BOARD WON'T HELP TEACHER GET DISCOUNT

PAUL SALTZMAN Herald Staff Writer


A 34-year-old college teacher from Davie who wants to put a stop to discounts based on age isn't going to get the Broward County Human Relations Division to do that for him.

Richard Grayson had filed a complaint with the county agency in March, accusing AmeriFirst Federal Savings & Loan Association of discrimination. The savings and loan had refused to give Grayson free checking and a chance to win a free trip -- a deal it offered to anyone older than 55 as a way to attract business.

After his complaint, the savings institution offered a settlement: Grayson could have the over-55 deal. He refused.

In a letter Tuesday, county human relations director Gloria Battle told Grayson that he could take that deal or leave it, but the county agency could do no more for him.

"There isn't anything else we can offer him," said Kay Zwick, the assistant human relations director.

Grayson said he wanted a blanket ruling barring such deals. But the human relations office can't do that.

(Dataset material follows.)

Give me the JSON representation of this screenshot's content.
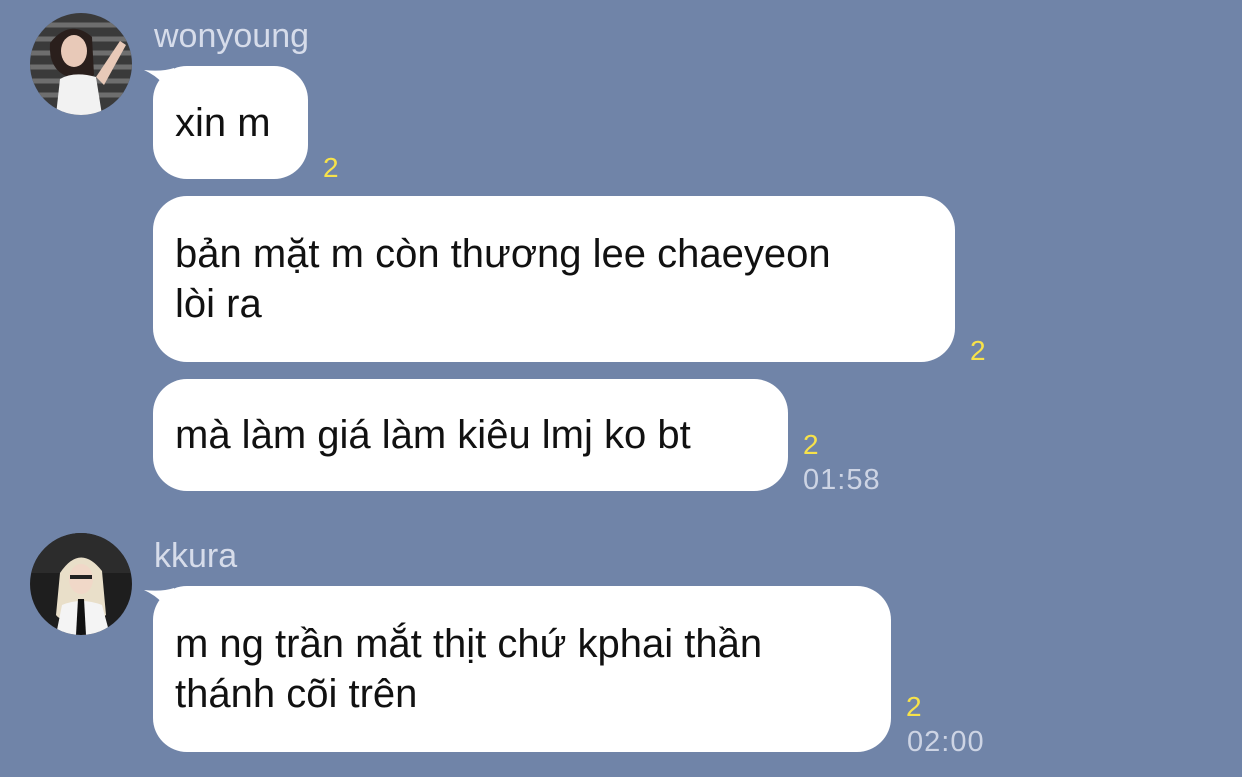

"I think I made my point," Grayson said. "I wanted to bring up the wider issue of the inequity between the generations."

Grayson said news reports of his complaint brought him "a lot of positive response and also a few threats, you know, 'You want to get rid of senior discounts, we'll get rid of you, Grayson.' "

They also brought the county agency a similar complaint, from William L. Main, 35, of Fort Lauderdale. He says he ought to get the $2.99 "senior citizens' special" dinner at Denny's restaurants.